Hanya kedikan bahu. Oh, Robbuna, hanya kedikan bahu!

Dik, kemana hatimu? Kemana, Dik?

Aku berjalan pulang dengan dada yang luar biasa sesak. Aku muak, sungguh. Air mataku berderai, kenapa sangat sedikit orang yang menghargai kecintaanku  pada buku?

Dorr! Dorr! Dorr!

Jantungku mendadak mengalami percepatan ketika tanah yang kupijak bergetar. Ada pesta petasan sepertinya. Aku bergegas keluar rumah. Kuusap air mataku yang menganakpinak.

“Wee, Dik Seto! Bikin ulah aja!” aku berteriak ketika melihat Seto tersenyum puas. Ya, dia yang meledakkan petasan yang membuat jantungku mengalami percepatan itu.

Serpihan kertas hijau mengusik mataku. Badanku mendadak dingin, jantungku berdetak lebih cepat lagi. Perasaanku tak karu-karuan. Ada apa dengan kertas hijau itu? Ia seperti sesosok benda yang melekat di hatiku. Aku mendekat, mengamati lekat-lekat.

Jeduar!

Kertas hijau dengan goresan tinta merah. Goresan yang sangat kukenal, tulisan yang kuukir dengan jemari panjangku. Ini ringkasan Biologiku, ya Robbana!

Mataku memanas, hatiku bergelombang hebat, tanganku gemetar, dadaku kembang kempis tak karuan. Aku dipukul palu godham kekecewaan. Robbana, inikah jawabannya?

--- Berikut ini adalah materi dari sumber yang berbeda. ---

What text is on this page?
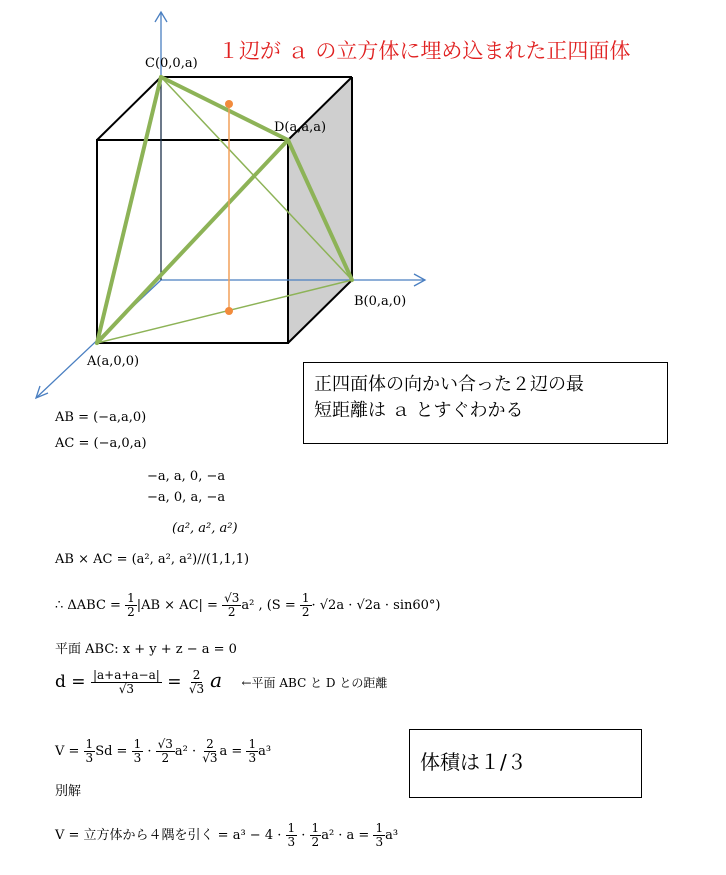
１辺が ａ の立方体に埋め込まれた正四面体
C(0,0,a)
D(a,a,a)
B(0,a,0)
A(a,0,0)
正四面体の向かい合った２辺の最
短距離は ａ とすぐわかる
体積は１/３
AB = (−a,a,0)
AC = (−a,0,a)
−a, a, 0, −a
−a, 0, a, −a
(a², a², a²)
AB × AC = (a², a², a²)//(1,1,1)
∴ $\Delta ABC = \frac{1}{2} |AB \times AC| = \frac{√3}{2} a^2$ , $(S = \frac{1}{2} \cdot √2a \cdot √2a \cdot \sin 60^\circ)$
平面 ABC: x + y + z − a = 0
$d = \frac{|a+a+a-a|}{√3} = \frac{2}{√3}$ a ←平面 ABC と D との距離
$V = \frac{1}{3}$ $Sd = \frac{1}{3} \cdot \frac{√3}{2} a^2 \cdot \frac{2}{√3}$ $a = \frac{1}{3} a^3$
別解
V = 立方体から４隅を引く = $a^3 - 4 \cdot \frac{1}{3} \cdot \frac{1}{2} a^2 \cdot a = \frac{1}{3} a^3$
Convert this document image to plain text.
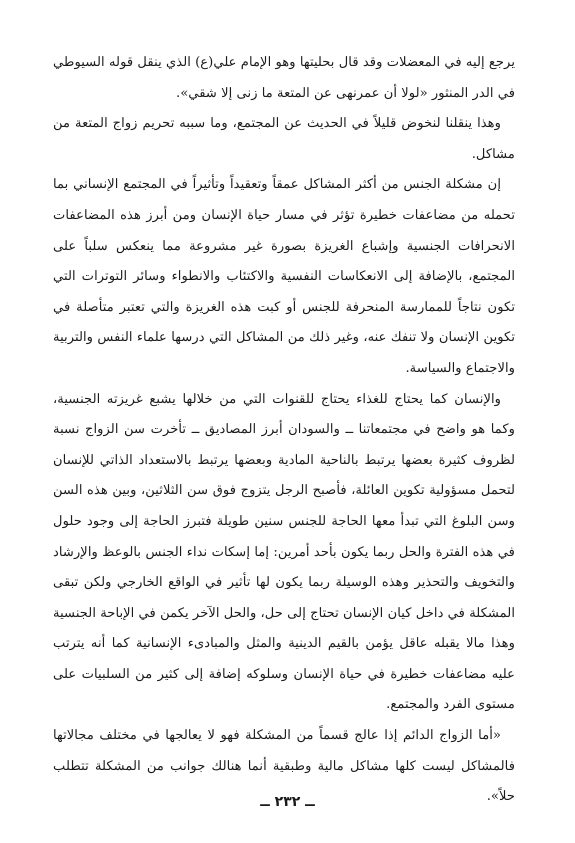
يرجع إليه في المعضلات وقد قال بحليتها وهو الإمام علي(ع) الذي ينقل قوله السيوطي في الدر المنثور «لولا أن عمرنهى عن المتعة ما زنى إلا شقي».

وهذا ينقلنا لنخوض قليلاً في الحديث عن المجتمع، وما سببه تحريم زواج المتعة من مشاكل.

إن مشكلة الجنس من أكثر المشاكل عمقاً وتعقيداً وتأثيراً في المجتمع الإنساني بما تحمله من مضاعفات خطيرة تؤثر في مسار حياة الإنسان ومن أبرز هذه المضاعفات الانحرافات الجنسية وإشباع الغريزة بصورة غير مشروعة مما ينعكس سلباً على المجتمع، بالإضافة إلى الانعكاسات النفسية والاكتئاب والانطواء وسائر التوترات التي تكون نتاجاً للممارسة المنحرفة للجنس أو كبت هذه الغريزة والتي تعتبر متأصلة في تكوين الإنسان ولا تنفك عنه، وغير ذلك من المشاكل التي درسها علماء النفس والتربية والاجتماع والسياسة.

والإنسان كما يحتاج للغذاء يحتاج للقنوات التي من خلالها يشبع غريزته الجنسية، وكما هو واضح في مجتمعاتنا ــ والسودان أبرز المصاديق ــ تأخرت سن الزواج نسبة لظروف كثيرة بعضها يرتبط بالناحية المادية وبعضها يرتبط بالاستعداد الذاتي للإنسان لتحمل مسؤولية تكوين العائلة، فأصبح الرجل يتزوج فوق سن الثلاثين، وبين هذه السن وسن البلوغ التي تبدأ معها الحاجة للجنس سنين طويلة فتبرز الحاجة إلى وجود حلول في هذه الفترة والحل ربما يكون بأحد أمرين: إما إسكات نداء الجنس بالوعظ والإرشاد والتخويف والتحذير وهذه الوسيلة ربما يكون لها تأثير في الواقع الخارجي ولكن تبقى المشكلة في داخل كيان الإنسان تحتاج إلى حل، والحل الآخر يكمن في الإباحة الجنسية وهذا مالا يقبله عاقل يؤمن بالقيم الدينية والمثل والمبادىء الإنسانية كما أنه يترتب عليه مضاعفات خطيرة في حياة الإنسان وسلوكه إضافة إلى كثير من السلبيات على مستوى الفرد والمجتمع.

«أما الزواج الدائم إذا عالج قسماً من المشكلة فهو لا يعالجها في مختلف مجالاتها فالمشاكل ليست كلها مشاكل مالية وطبقية أنما هنالك جوانب من المشكلة تتطلب حلاً».

ــ ٢٣٢ ــ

Aku jatuh lunglai ke tanah. Tubuhku melemah tak ada tenaga. Tanganku mengumpulkan serpihan-serpihan kertas dengan gemetar. Mataku menatap serpihan itu dengan nanar. Dadaku sesak, air mataku tumpah sudah. Kutemukan banyak ukiran jemariku di sana. Serpihan-serpihan reproduksi, peribahasa, aljabar, bilangan bulat. . Aaah, ini benda yang kuingini untuk kembali.

“ALLAH. .” mulutku menceracau asma-Nya. Ada secercah harapan di hati, mungkin ada yang bisa diselamatkan diantara benda keramat itu, benda yang kugunakan sebagai ajimat saat UN SMP.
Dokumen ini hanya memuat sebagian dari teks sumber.